Israeli officials also threatened to occupy what’s left of Syria’s Golan Heights to supposedly prevent them from turning into a “terrorist haven.” Today, Israeli heavy artillery on Golan is only 30 km from Damascus.

Is Washington giving Israel a green light to attack Syria as a consolation prize for delaying an attack against Iran? Certainly, overthrowing the Assad government has become an obsession in Washington. The road to Teheran runs through Damascus, chant US neo-conservatives and many bellicose Republicans.

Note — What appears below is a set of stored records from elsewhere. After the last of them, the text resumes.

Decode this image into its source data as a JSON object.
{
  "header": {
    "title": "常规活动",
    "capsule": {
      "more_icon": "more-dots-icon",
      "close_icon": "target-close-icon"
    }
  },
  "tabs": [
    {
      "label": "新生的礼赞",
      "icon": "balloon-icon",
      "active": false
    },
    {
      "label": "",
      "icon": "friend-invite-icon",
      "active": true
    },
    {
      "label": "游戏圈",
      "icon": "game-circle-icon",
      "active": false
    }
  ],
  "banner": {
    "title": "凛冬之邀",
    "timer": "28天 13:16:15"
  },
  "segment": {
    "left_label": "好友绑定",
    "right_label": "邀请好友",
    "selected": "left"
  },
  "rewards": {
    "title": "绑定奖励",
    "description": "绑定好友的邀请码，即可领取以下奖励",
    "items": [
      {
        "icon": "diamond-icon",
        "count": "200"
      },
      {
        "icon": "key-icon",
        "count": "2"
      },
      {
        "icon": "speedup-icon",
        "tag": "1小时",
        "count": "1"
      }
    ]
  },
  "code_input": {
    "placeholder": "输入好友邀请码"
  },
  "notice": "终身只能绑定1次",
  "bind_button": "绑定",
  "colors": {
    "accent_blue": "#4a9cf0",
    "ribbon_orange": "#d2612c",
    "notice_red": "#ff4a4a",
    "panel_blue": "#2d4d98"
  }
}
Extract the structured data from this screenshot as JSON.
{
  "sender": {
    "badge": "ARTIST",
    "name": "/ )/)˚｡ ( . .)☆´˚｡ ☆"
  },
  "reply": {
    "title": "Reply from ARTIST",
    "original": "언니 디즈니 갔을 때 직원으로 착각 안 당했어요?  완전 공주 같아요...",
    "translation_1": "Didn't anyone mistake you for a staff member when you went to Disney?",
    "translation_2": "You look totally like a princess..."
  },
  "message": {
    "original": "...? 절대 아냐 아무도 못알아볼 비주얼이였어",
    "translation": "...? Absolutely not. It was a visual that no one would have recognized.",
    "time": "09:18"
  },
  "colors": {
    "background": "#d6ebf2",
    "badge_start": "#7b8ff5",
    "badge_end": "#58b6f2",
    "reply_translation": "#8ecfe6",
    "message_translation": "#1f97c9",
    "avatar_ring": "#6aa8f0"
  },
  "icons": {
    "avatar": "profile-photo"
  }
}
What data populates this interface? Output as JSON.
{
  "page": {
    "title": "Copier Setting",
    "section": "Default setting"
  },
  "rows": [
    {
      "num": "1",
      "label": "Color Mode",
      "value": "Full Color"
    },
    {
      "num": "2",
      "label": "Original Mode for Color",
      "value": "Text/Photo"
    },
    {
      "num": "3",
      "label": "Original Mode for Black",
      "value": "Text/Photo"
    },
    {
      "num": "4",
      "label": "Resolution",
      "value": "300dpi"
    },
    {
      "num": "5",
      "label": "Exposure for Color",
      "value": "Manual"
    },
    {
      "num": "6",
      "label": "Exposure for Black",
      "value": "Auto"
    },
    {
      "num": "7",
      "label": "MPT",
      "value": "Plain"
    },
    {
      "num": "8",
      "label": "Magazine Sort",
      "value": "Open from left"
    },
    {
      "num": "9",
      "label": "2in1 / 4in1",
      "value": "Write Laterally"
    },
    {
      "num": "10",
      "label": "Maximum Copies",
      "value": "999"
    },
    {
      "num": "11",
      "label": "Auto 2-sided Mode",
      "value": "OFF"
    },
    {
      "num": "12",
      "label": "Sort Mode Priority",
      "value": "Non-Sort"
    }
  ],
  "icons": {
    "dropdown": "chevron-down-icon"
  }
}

Further raising the temperature, Turkey is threatening to occupy a heavily Kurdish chunk of northern Syria which it claims is being used to launch attacks into Turkey. Why Turkey is thinking about acquiring more rebellious Kurds when it can’t handle its own remains unclear. But formerly neutral Turkey is getting more deeply involved each day in Syria. Ankara’s machinations in Syria threaten to undo the success of its previous “no problems” policy with its neighbours.

The US, France, Turkey and Israel have all finalised plans for attacking Syria. The biggest winner in such a scenario would be Israel, as it was in the US war against Iraq. Sending Syria into turmoil would eliminate the most important supporter of the Palestinians 
resistance, cut off Hezbollah, leave 
it vulnerable to a final assault, 
isolate Iran, and cement Israel’s 
annexation of Syria’s Golan Heights.